Ducted Fuel Injection: A Numerical Soot-Targeted Duct Geometry Optimization
- Federico Millo - Politecnico di Torino, Italy ,
- Andrea Piano - Politecnico di Torino, Italy ,
- Benedetta Peiretti Paradisi - Politecnico di Torino, Italy ,
- Cristiano Segatori - Politecnico di Torino, Italy ,
- Lucio Postrioti - Università degli Studi di Perugia, Italy ,
- Luca Pieracci - Università degli Studi di Perugia, Italy ,
- Andrea Bianco - POWERTECH Engineering, Italy ,
- Francesco Concetto Pesce - PUNCH Torino (former General Motors Global Propulsion Systems), Italy ,
- Alberto Vassallo - PUNCH Torino (former General Motors Global Propulsion Systems), Italy
ISSN: 1946-3936, e-ISSN: 1946-3944
Published September 14, 2021 by SAE International in United States
Citation: Millo, F., Piano, A., Peiretti Paradisi, B., Segatori, C. et al., "Ducted Fuel Injection: A Numerical Soot-Targeted Duct Geometry Optimization," SAE Int. J. Engines 15(2):297-317, 2022, https://doi.org/10.4271/03-15-02-0014.

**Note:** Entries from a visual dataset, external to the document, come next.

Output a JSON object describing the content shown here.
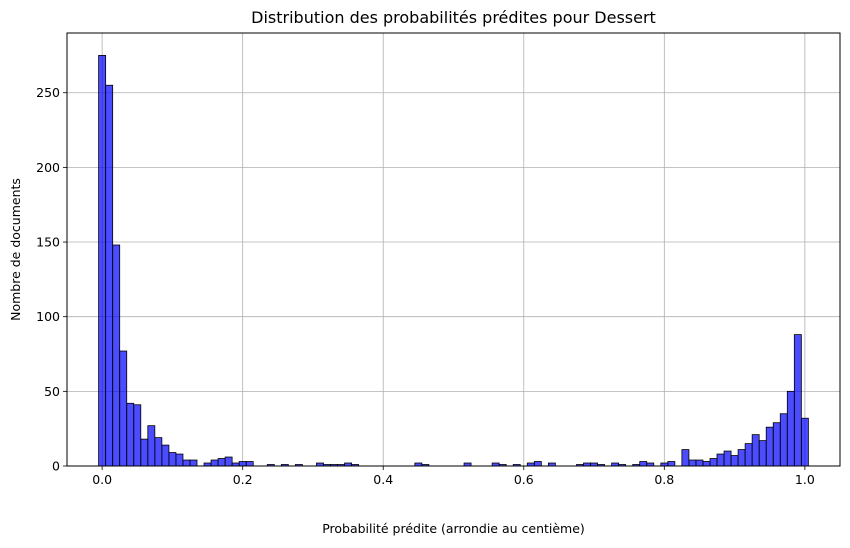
{
  "chart_data": {
    "type": "bar",
    "title": "Distribution des probabilités prédites pour Dessert",
    "xlabel": "Probabilité prédite (arrondie au centième)",
    "ylabel": "Nombre de documents",
    "xlim": [
      -0.05,
      1.05
    ],
    "ylim": [
      0,
      290
    ],
    "xticks": [
      0.0,
      0.2,
      0.4,
      0.6,
      0.8,
      1.0
    ],
    "xtick_labels": [
      "0.0",
      "0.2",
      "0.4",
      "0.6",
      "0.8",
      "1.0"
    ],
    "yticks": [
      0,
      50,
      100,
      150,
      200,
      250
    ],
    "ytick_labels": [
      "0",
      "50",
      "100",
      "150",
      "200",
      "250"
    ],
    "grid": true,
    "bar_color": "#0000ff",
    "bar_alpha": 0.7,
    "edge_color": "#000000",
    "bin_width": 0.01,
    "bins_x": [
      0.0,
      0.01,
      0.02,
      0.03,
      0.04,
      0.05,
      0.06,
      0.07,
      0.08,
      0.09,
      0.1,
      0.11,
      0.12,
      0.13,
      0.14,
      0.15,
      0.16,
      0.17,
      0.18,
      0.19,
      0.2,
      0.21,
      0.22,
      0.23,
      0.24,
      0.25,
      0.26,
      0.27,
      0.28,
      0.29,
      0.3,
      0.31,
      0.32,
      0.33,
      0.34,
      0.35,
      0.36,
      0.37,
      0.38,
      0.39,
      0.4,
      0.41,
      0.42,
      0.43,
      0.44,
      0.45,
      0.46,
      0.47,
      0.48,
      0.49,
      0.5,
      0.51,
      0.52,
      0.53,
      0.54,
      0.55,
      0.56,
      0.57,
      0.58,
      0.59,
      0.6,
      0.61,
      0.62,
      0.63,
      0.64,
      0.65,
      0.66,
      0.67,
      0.68,
      0.69,
      0.7,
      0.71,
      0.72,
      0.73,
      0.74,
      0.75,
      0.76,
      0.77,
      0.78,
      0.79,
      0.8,
      0.81,
      0.82,
      0.83,
      0.84,
      0.85,
      0.86,
      0.87,
      0.88,
      0.89,
      0.9,
      0.91,
      0.92,
      0.93,
      0.94,
      0.95,
      0.96,
      0.97,
      0.98,
      0.99,
      1.0
    ],
    "counts": [
      275,
      255,
      148,
      77,
      42,
      41,
      18,
      27,
      19,
      14,
      9,
      8,
      4,
      4,
      0,
      2,
      4,
      5,
      6,
      2,
      3,
      3,
      0,
      0,
      1,
      0,
      1,
      0,
      1,
      0,
      0,
      2,
      1,
      1,
      1,
      2,
      1,
      0,
      0,
      0,
      0,
      0,
      0,
      0,
      0,
      2,
      1,
      0,
      0,
      0,
      0,
      0,
      2,
      0,
      0,
      0,
      2,
      1,
      0,
      1,
      0,
      2,
      3,
      0,
      2,
      0,
      0,
      0,
      1,
      2,
      2,
      1,
      0,
      2,
      1,
      0,
      1,
      3,
      2,
      0,
      2,
      3,
      0,
      11,
      4,
      4,
      3,
      5,
      8,
      10,
      7,
      11,
      15,
      21,
      17,
      26,
      29,
      35,
      50,
      88,
      32
    ]
  }
}
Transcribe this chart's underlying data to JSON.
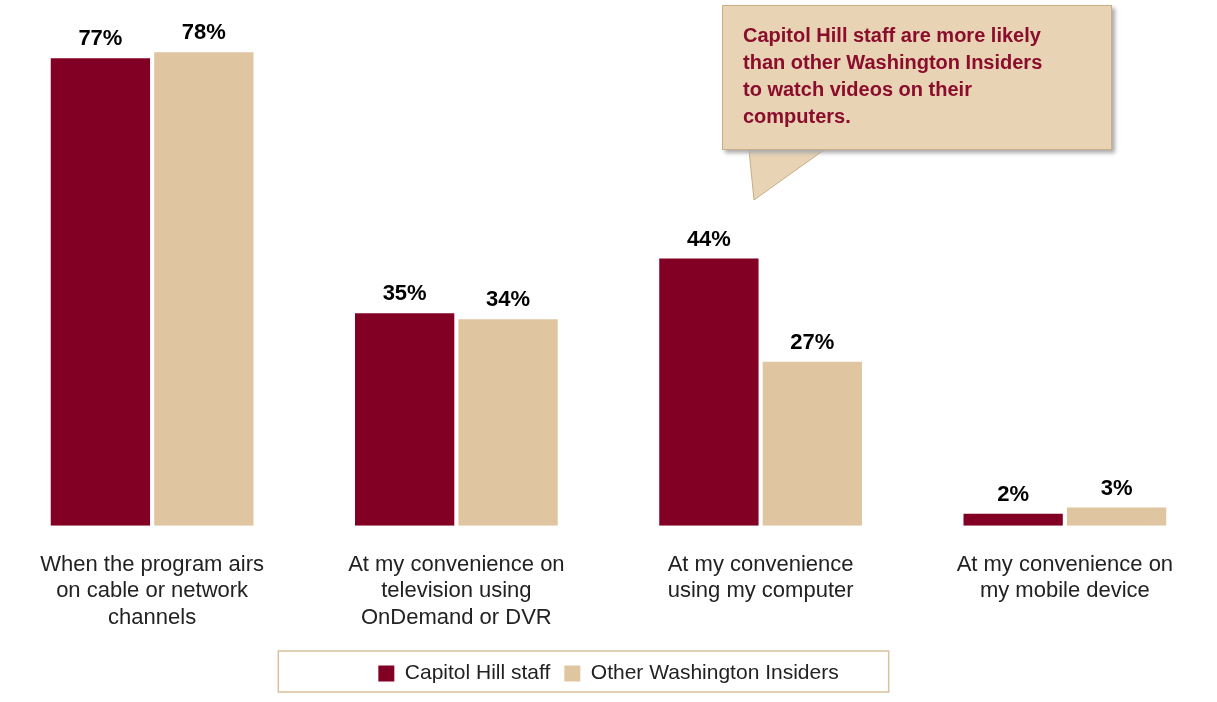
{
  "chart_data": {
    "type": "bar",
    "categories": [
      "When the program airs on cable or network channels",
      "At my convenience on television using OnDemand or DVR",
      "At my convenience using my computer",
      "At my convenience on my mobile device"
    ],
    "series": [
      {
        "name": "Capitol Hill staff",
        "color": "#820024",
        "values": [
          77,
          35,
          44,
          2
        ],
        "value_labels": [
          "77%",
          "35%",
          "44%",
          "2%"
        ]
      },
      {
        "name": "Other Washington Insiders",
        "color": "#dfc6a0",
        "values": [
          78,
          34,
          27,
          3
        ],
        "value_labels": [
          "78%",
          "34%",
          "27%",
          "3%"
        ]
      }
    ],
    "legend": "bottom",
    "grid": false,
    "annotations": [
      "Capitol Hill staff are more likely than other Washington Insiders to watch videos on their computers."
    ]
  }
}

Ducted Fuel Injection (DFI) is a recently developed concept to curtail soot formation in diesel flames and based on fuel injection along the axis of a small cylindrical pipe within the combustion chamber, enhancing mixture preparation upstream the autoignition zone. Experimental observations have shown a remarkable DFI effectiveness in soot mitigation; however, the mechanisms enabled by duct adoption are not yet fully clear, especially when different duct geometries are considered.
This article proposes an experiment-simulation coupled approach for the analysis of DFI in a constant volume vessel, operating in both non-reacting and reacting conditions. In particular, a previously calibrated three-dimensional computational fluid dynamics (3D-CFD) spray model was further validated against experimental liquid penetration considering different duct geometries, proving its reliability for testing duct geometrical variations. Afterward, the validated spray model was employed to investigate the influence of the main geometrical features (stand-off distance, duct length and diameter, inlet and outlet shape) on the ducted spray characteristics and on the combustion and emissions formation processes.
The reduction of both stand-off distance and duct length, up to the flow area limit in which the air entrainment is almost zeroed, leads to the best soot mitigation performance. Furthermore, a chamfer at the duct inlet enhances the duct adoption benefits due to improved air entrainment, confirming previous experimental observations. Thereby, it was possible to figure out an optimal duct configuration in terms of soot emission minimization by evaluating air entrainment and turbulent mixing at duct inlet and outlet, and flame lift-off length, achieving a soot mass curtailing of more than an order of magnitude.